Im Übrigen könne die ovag Energie AG auch deshalb auf ein Zuwarten bis zur Entscheidung des Ministeriums verwiesen werden, weil sie die Möglichkeit habe, die möglichen Einnah­me­ausfälle durch eine spätere Anpassung der Tarife auszugleichen. Die Gefahr einer Abwanderung von Kunden im Falle dann möglicherweise nochmals erhöhter Tarife sah das Gericht als eher zweifelhaft an.

Schließlich habe die ovag Energie AG aber auch nicht glaubhaft gemacht, dass die befürchteten Einnah­me­ausfälle für sie in der Weise erheblich seien, dass tatsächlich gravierende Folgen entstünden. Angesichts der stetigen Gewinne der ovag Energie AG in den vergangenen Jahren wäre nicht einmal ein tatsächlich drohender Verlust in der prognos­ti­zierten Höhe ausreichend, auch nur in den Bereich der Existenz­ge­fährdung zu führen. Dabei könne auch die Stellung der ovag Energie AG im Unter­neh­mens­verbund nicht unberücksichtig bleiben. Wenn den verbundenen Unternehmen, etwa der Mutter­ge­sell­schaft wie dem Träger des Versor­gungs­netzes, daran gelegen sein sollte, die ovag Energie AG als Grundversorger der Region in jedem Fall zu erhalten, wovon ausgegangen werden könne, so müsse vor der Bejahung einer Eilbe­dürf­tigkeit für den Erlass einer einstweiligen Anordnung aus finanziellen Gründen auch über die Möglichkeit der Gewährung interner Hilfe Aufklärung erfolgen.

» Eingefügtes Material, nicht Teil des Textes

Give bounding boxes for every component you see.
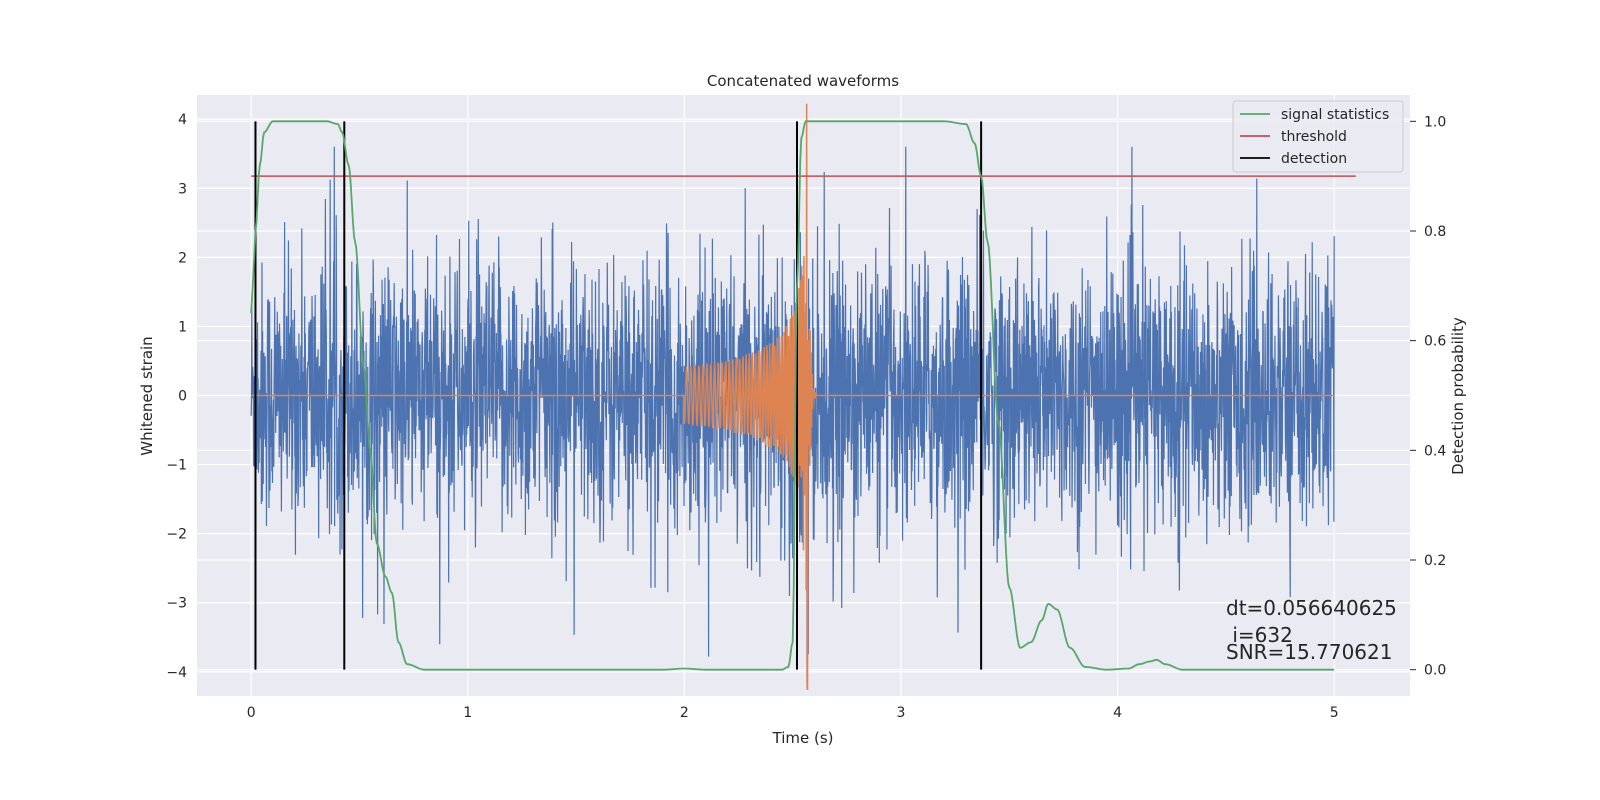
y2-tick-label: 1.0 [1424,114,1446,130]
y-tick-label: −4 [166,665,187,681]
x-tick-label: 5 [1330,705,1339,721]
y2-axis-ticks: 0.0 0.2 0.4 0.6 0.8 1.0 [1410,114,1446,679]
series-detection-lines [254,121,983,670]
annotation-snr: SNR=15.770621 [1226,640,1392,664]
x-tick-label: 4 [1113,705,1122,721]
y-tick-label: 4 [178,112,187,128]
legend-label-threshold: threshold [1281,129,1347,145]
series-whitened-strain-line [250,146,1335,682]
y-axis-ticks: −4 −3 −2 −1 0 1 2 3 4 [166,112,187,681]
y-tick-label: 3 [178,181,187,197]
legend: signal statistics threshold detection [1232,100,1404,173]
series-signal-statistics-line [250,120,1335,671]
y-tick-label: 1 [178,319,187,335]
legend-box [1232,100,1404,173]
x-axis-title: Time (s) [772,729,834,747]
chart-title: Concatenated waveforms [707,72,899,90]
x-tick-label: 3 [897,705,906,721]
y-axis-title: Whitened strain [138,336,156,455]
legend-label-signal-statistics: signal statistics [1281,107,1389,123]
x-tick-label: 2 [680,705,689,721]
y-tick-label: 2 [178,250,187,266]
y2-tick-label: 0.6 [1424,334,1446,350]
y2-tick-label: 0.2 [1424,553,1446,569]
y-tick-label: −2 [166,527,187,543]
annotation-index: i=632 [1226,623,1293,647]
y-tick-label: −1 [166,458,187,474]
y2-tick-label: 0.8 [1424,224,1446,240]
y-tick-label: −3 [166,596,187,612]
y2-axis-title: Detection probability [1449,317,1467,475]
y2-tick-label: 0.0 [1424,663,1446,679]
annotation-dt: dt=0.056640625 [1226,596,1397,620]
x-axis-ticks: 0 1 2 3 4 5 [247,705,1339,721]
legend-label-detection: detection [1281,151,1347,167]
series-waveform-line [251,103,1335,690]
y-tick-label: 0 [178,389,187,405]
x-tick-label: 0 [247,705,256,721]
x-tick-label: 1 [463,705,472,721]
y2-tick-label: 0.4 [1424,443,1446,459]
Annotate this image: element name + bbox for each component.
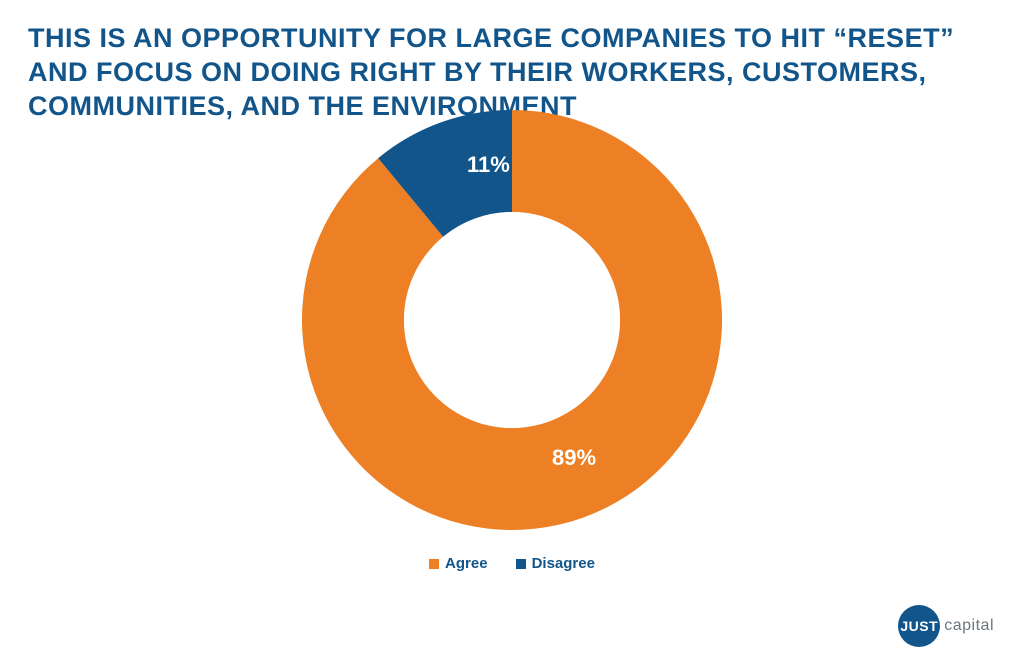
slice-value-label: 89% (552, 445, 596, 471)
legend-swatch (429, 559, 439, 569)
legend-item: Disagree (516, 555, 595, 572)
logo: JUST capital (898, 605, 994, 647)
donut-hole (404, 212, 620, 428)
chart-container: 89% 11% (0, 110, 1024, 530)
chart-title: THIS IS AN OPPORTUNITY FOR LARGE COMPANI… (28, 22, 996, 123)
legend-label: Disagree (532, 555, 595, 572)
logo-badge: JUST (898, 605, 940, 647)
legend-swatch (516, 559, 526, 569)
legend-item: Agree (429, 555, 488, 572)
legend-label: Agree (445, 555, 488, 572)
donut-svg (302, 110, 722, 530)
logo-word: capital (944, 617, 994, 635)
donut-chart: 89% 11% (302, 110, 722, 530)
slice-value-label: 11% (467, 152, 510, 178)
legend: Agree Disagree (0, 555, 1024, 572)
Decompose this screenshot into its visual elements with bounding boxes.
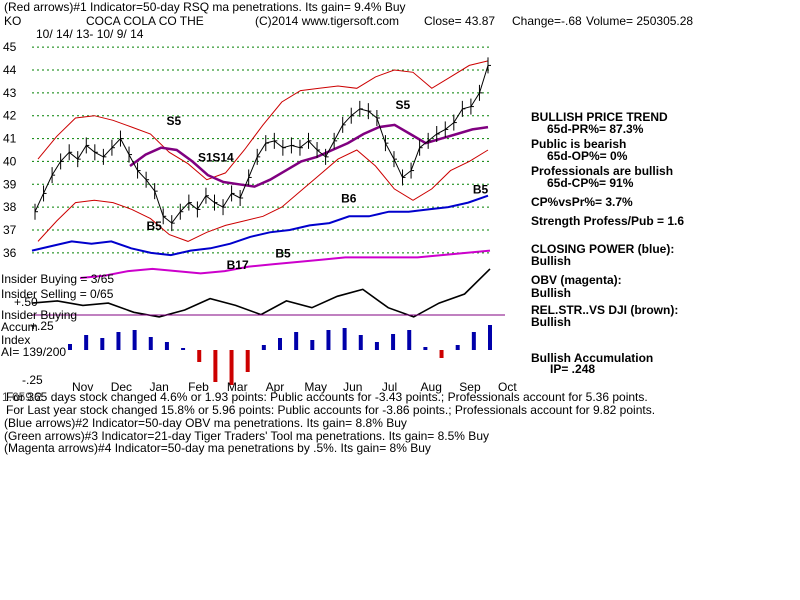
insider-buying: Insider Buying = 3/65	[1, 272, 115, 286]
x-tick-label: May	[304, 380, 327, 394]
trend-title: BULLISH PRICE TREND	[531, 110, 668, 124]
close-value: Close= 43.87	[424, 14, 496, 28]
x-tick-label: Apr	[266, 380, 285, 394]
company-name: COCA COLA CO THE	[86, 14, 204, 28]
obv-title: OBV (magenta):	[531, 273, 622, 287]
footer-line4: (Green arrows)#3 Indicator=21-day Tiger …	[4, 429, 489, 443]
x-tick-label: Jan	[149, 380, 168, 394]
y-tick-label: 43	[3, 86, 17, 100]
closing-power-value: Bullish	[531, 254, 572, 268]
insider-buying-label: Insider Buying	[1, 308, 78, 322]
upper-band-line	[37, 60, 489, 181]
footer-line2: For Last year stock changed 15.8% or 5.9…	[6, 403, 656, 417]
accum-title: Bullish Accumulation	[531, 351, 654, 365]
signal-label: B5	[275, 246, 291, 260]
ticker-symbol: KO	[4, 14, 22, 28]
change-value: Change=-.68	[512, 14, 582, 28]
footer-prefix: 1.659.2	[2, 390, 43, 404]
y-tick-label: 44	[3, 63, 17, 77]
obv-line	[79, 249, 491, 279]
accum-label-plus50: +.50	[14, 295, 38, 309]
signal-label: B17	[227, 258, 249, 272]
copyright: (C)2014 www.tigersoft.com	[255, 14, 400, 28]
price-line	[34, 65, 489, 224]
signal-label: S1	[198, 150, 213, 164]
x-tick-label: Dec	[111, 380, 132, 394]
y-tick-label: 40	[3, 154, 17, 168]
x-tick-label: Sep	[459, 380, 481, 394]
price-chart: 45 44 43 42 41 40 39 38 37 36 +.50 +.25 -.25 Nov Dec Ja…	[3, 40, 517, 394]
date-range: 10/ 14/ 13- 10/ 9/ 14	[36, 27, 144, 41]
header-line1: (Red arrows)#1 Indicator=50-day RSQ ma p…	[4, 0, 406, 14]
y-tick-label: 38	[3, 200, 17, 214]
x-tick-label: Jun	[343, 380, 362, 394]
y-tick-label: 37	[3, 223, 17, 237]
accum-label-plus25: +.25	[30, 319, 54, 333]
pro-value: 65d-CP%= 91%	[547, 176, 634, 190]
x-tick-label: Mar	[227, 380, 248, 394]
obv-value: Bullish	[531, 286, 572, 300]
accum-label: Accum	[1, 320, 38, 334]
public-title: Public is bearish	[531, 137, 627, 151]
footer-line3: (Blue arrows)#2 Indicator=50-day OBV ma …	[4, 416, 407, 430]
closing-power-title: CLOSING POWER (blue):	[531, 242, 675, 256]
y-tick-label: 42	[3, 109, 17, 123]
cp-vs-pr: CP%vsPr%= 3.7%	[531, 195, 633, 209]
trend-value: 65d-PR%= 87.3%	[547, 122, 644, 136]
ai-value: AI= 139/200	[1, 345, 67, 359]
pro-title: Professionals are bullish	[531, 164, 674, 178]
relstr-title: REL.STR..VS DJI (brown):	[531, 303, 679, 317]
signal-label: B5	[147, 219, 163, 233]
x-tick-label: Oct	[498, 380, 517, 394]
x-tick-label: Feb	[188, 380, 209, 394]
signal-label: S14	[212, 150, 234, 164]
index-label: Index	[1, 333, 31, 347]
closing-power-line	[31, 194, 489, 257]
y-tick-label: 39	[3, 177, 17, 191]
signal-label: B6	[341, 192, 357, 206]
y-tick-label: 36	[3, 246, 17, 260]
y-tick-label: 41	[3, 132, 17, 146]
footer-line5: (Magenta arrows)#4 Indicator=50-day ma p…	[4, 441, 431, 455]
accum-label-minus25: -.25	[22, 373, 43, 387]
strength-ratio: Strength Profess/Pub = 1.6	[531, 214, 685, 228]
x-tick-label: Aug	[421, 380, 442, 394]
signal-label: S5	[167, 114, 182, 128]
accum-value: IP= .248	[550, 362, 596, 376]
x-tick-label: Nov	[72, 380, 93, 394]
y-tick-label: 45	[3, 40, 17, 54]
insider-selling: Insider Selling = 0/65	[1, 287, 114, 301]
lower-band-line	[37, 149, 489, 242]
x-tick-label: Jul	[382, 380, 397, 394]
relstr-value: Bullish	[531, 315, 572, 329]
signal-label: S5	[396, 98, 411, 112]
public-value: 65d-OP%= 0%	[547, 149, 628, 163]
volume-value: Volume= 250305.28	[586, 14, 694, 28]
footer-line1: For 365 days stock changed 4.6% or 1.93 …	[6, 390, 648, 404]
signal-label: B5	[473, 182, 489, 196]
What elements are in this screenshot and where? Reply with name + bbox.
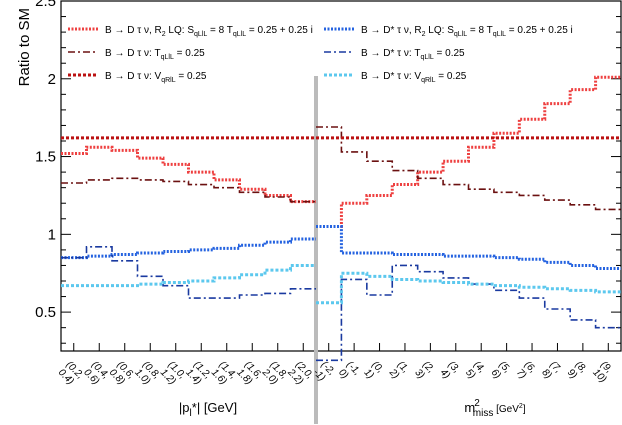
series-ds_r2-right [316, 225, 621, 271]
y-tick-label: 1.5 [35, 149, 56, 166]
y-tick-label: 0.5 [35, 304, 56, 321]
x-tick-label: (6,7) [514, 359, 538, 383]
x-tick-label: (9,10) [590, 359, 616, 385]
x-tick-label: (1.8,2.0) [259, 359, 289, 389]
legend-label-d_t: B → D τ ν: TqLlL = 0.25 [105, 48, 205, 61]
series-ds_t-left [61, 245, 316, 299]
legend-label-d_v: B → D τ ν: VqRlL = 0.25 [105, 71, 207, 84]
series-ds_v-right [316, 271, 621, 305]
legend-label-d_r2: B → D τ ν, R2 LQ: SqLlL = 8 TqLlL = 0.25… [105, 25, 313, 38]
series-d_r2-left [61, 145, 316, 204]
series-d_t-left [61, 177, 316, 203]
series-ds_t-right [316, 264, 621, 362]
x-tick-label: (0,1) [362, 359, 386, 383]
legend-label-ds_t: B → D* τ ν: TqLlL = 0.25 [361, 48, 465, 61]
x-tick-label: (-1,0) [336, 359, 362, 385]
legend-label-ds_v: B → D* τ ν: VqRlL = 0.25 [361, 71, 467, 84]
x-axis-label-right: m2 miss [GeV2] [464, 398, 525, 419]
x-tick-label: (2,3) [412, 359, 436, 383]
x-axis-label-left: |pl*| [GeV] [179, 400, 237, 419]
x-tick-label: (5,6) [489, 359, 513, 383]
series-ds_v-left [61, 263, 316, 288]
x-tick-label: (3,4) [438, 359, 462, 383]
legend-label-ds_r2: B → D* τ ν, R2 LQ: SqLlL = 8 TqLlL = 0.2… [361, 25, 573, 38]
y-tick-label: 2 [48, 71, 56, 88]
legend: B → D τ ν, R2 LQ: SqLlL = 8 TqLlL = 0.25… [68, 25, 573, 84]
y-axis-title: Ratio to SM [16, 8, 33, 86]
x-tick-label: (4,5) [463, 359, 487, 383]
series-layer [61, 75, 621, 362]
x-axis: (0.2,0.4) (0.4,0.6) (0.6,0.8) (0.8,1.0) (1.0… [56, 343, 616, 389]
y-tick-label: 1 [48, 226, 56, 243]
y-tick-label: 2.5 [35, 0, 56, 10]
series-ds_r2-left [61, 237, 316, 260]
series-d_r2-right [316, 75, 621, 229]
x-tick-label: (7,8) [540, 359, 564, 383]
x-tick-label: (8,9) [565, 359, 589, 383]
x-tick-label: (1,2) [386, 359, 411, 384]
series-d_t-right [316, 126, 621, 211]
y-axis: 0.5 1 1.5 2 2.5 [35, 0, 621, 344]
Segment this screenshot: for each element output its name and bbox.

Die Erfol­g­aus­sichten der beantragten Genehmigung seien demgegenüber offen und keinesfalls derart eindeutig und offensichtlich gegeben, dass bereits aus diesem Grund von einem überragenden Interesse der ovag Energie AG am Erlass der begehrten Anordnung auch bei nur eingeschränkt gegebenem Anordnungsgrund gesprochen werden könne.

Die Entscheidung ist noch nicht rechtskräftig. Den Beteiligten haben die Möglichkeit, binnen 2 Wochen nach Zustellung Beschwerde beim Hessischen Verwal­tungs­ge­richtshof einzulegen.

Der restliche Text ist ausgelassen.